This is ****ing epic great release!! BUDDY TEAM FOR LIFE!

----------


## Thongir

Can't download it. Any one knows why?

----------


## dzucco

Thongir, try looking on the post date.

----------


## sasagwen

buddy bot is bad !

----------


## RakshaKnuts

Awesome work

----------


## dervd

This is great, thanks a lot.

----------


## nnapior

Hi,
New to forum, but I was wondering what happened to this project? I have honorbuddy and its great! saw this and was very excited! I tried to download and got "page was not found" just curious to see if the project is still active.

----------


## Chucksta

> Hi,
> New to forum, but I was wondering what happened to this project? I have honorbuddy and its great! saw this and was very excited! I tried to download and got "page was not found" just curious to see if the project is still active.


It was halted primarily due to the virtually daily updates that required constant fixing of the bot. 

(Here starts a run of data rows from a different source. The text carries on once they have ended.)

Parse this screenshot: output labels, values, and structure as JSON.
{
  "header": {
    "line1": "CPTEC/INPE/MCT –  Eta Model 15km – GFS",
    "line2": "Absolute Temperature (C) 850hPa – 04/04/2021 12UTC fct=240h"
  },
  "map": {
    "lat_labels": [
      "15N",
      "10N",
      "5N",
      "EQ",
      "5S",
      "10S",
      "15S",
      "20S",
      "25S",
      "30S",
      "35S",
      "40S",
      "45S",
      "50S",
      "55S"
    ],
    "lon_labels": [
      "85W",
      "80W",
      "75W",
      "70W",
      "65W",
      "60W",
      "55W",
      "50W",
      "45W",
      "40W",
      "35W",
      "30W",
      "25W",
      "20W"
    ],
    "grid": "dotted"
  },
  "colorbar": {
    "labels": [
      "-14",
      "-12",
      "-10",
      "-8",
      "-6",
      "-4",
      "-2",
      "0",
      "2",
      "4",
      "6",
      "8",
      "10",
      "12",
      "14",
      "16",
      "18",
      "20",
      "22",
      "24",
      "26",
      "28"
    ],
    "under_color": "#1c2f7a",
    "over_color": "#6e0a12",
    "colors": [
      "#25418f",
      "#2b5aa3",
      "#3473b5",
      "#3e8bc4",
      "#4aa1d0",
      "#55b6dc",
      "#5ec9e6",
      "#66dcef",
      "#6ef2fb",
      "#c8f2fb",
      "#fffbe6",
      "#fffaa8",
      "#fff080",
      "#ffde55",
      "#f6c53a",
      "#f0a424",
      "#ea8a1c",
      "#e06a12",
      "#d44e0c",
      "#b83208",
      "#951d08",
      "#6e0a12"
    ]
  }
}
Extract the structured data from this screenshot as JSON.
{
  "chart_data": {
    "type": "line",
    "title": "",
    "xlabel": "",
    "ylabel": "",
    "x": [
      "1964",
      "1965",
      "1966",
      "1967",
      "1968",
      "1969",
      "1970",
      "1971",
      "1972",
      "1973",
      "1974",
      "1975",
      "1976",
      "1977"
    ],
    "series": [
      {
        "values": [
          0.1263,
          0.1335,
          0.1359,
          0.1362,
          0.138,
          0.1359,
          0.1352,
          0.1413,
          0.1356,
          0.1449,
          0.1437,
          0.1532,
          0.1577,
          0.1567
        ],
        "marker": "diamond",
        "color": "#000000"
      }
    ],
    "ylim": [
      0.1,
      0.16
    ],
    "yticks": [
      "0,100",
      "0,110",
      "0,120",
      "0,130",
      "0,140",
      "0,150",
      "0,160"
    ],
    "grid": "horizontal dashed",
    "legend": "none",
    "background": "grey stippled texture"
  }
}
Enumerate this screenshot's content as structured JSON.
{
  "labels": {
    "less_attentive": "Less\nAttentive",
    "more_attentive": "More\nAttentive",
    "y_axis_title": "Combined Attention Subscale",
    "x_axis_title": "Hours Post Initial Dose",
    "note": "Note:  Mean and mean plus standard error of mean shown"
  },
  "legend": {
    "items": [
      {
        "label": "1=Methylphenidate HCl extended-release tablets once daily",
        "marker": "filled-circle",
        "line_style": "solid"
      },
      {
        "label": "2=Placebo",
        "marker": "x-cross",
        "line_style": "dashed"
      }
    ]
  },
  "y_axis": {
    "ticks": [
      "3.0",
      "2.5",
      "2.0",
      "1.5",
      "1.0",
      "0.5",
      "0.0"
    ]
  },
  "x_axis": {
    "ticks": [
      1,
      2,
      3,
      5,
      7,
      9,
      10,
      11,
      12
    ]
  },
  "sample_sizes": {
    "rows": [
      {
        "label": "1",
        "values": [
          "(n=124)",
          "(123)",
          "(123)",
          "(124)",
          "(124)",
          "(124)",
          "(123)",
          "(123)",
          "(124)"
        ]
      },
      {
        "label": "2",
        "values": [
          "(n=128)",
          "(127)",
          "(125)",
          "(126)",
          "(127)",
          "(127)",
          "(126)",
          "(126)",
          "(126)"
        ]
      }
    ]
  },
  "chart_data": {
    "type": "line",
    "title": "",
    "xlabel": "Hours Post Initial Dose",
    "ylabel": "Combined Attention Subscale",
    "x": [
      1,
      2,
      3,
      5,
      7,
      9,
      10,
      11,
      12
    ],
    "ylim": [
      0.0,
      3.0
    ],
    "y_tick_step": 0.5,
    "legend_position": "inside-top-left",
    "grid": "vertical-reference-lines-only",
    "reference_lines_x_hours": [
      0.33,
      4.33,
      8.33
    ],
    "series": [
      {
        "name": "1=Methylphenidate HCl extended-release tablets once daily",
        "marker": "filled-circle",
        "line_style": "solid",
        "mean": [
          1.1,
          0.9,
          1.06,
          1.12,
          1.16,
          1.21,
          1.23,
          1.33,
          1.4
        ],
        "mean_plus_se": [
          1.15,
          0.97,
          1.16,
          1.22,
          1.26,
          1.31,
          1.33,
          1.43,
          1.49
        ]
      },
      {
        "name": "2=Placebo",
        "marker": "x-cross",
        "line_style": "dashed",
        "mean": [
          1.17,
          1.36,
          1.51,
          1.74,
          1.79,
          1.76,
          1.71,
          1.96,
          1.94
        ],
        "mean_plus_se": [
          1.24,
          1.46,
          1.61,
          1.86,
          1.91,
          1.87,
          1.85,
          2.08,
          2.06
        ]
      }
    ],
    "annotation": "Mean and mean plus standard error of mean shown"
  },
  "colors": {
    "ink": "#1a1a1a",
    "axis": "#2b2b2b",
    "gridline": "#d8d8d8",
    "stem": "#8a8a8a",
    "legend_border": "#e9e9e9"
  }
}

I was developing plugins for GW2buddy and DemonBuddy; lots of fun  :Smile:  I think I could've cried when they halted work on GW2buddy, but it got me into the game hacking side of the industry, due to wanting to make my own bots and hacks  :Big Grin:  
I left that behind many months ago now, and I am currently working on the getMaNGOS WoW server emulator project. Got to love the grey area, not illegal but frowned upon, side of the gaming world  :Smile:

----------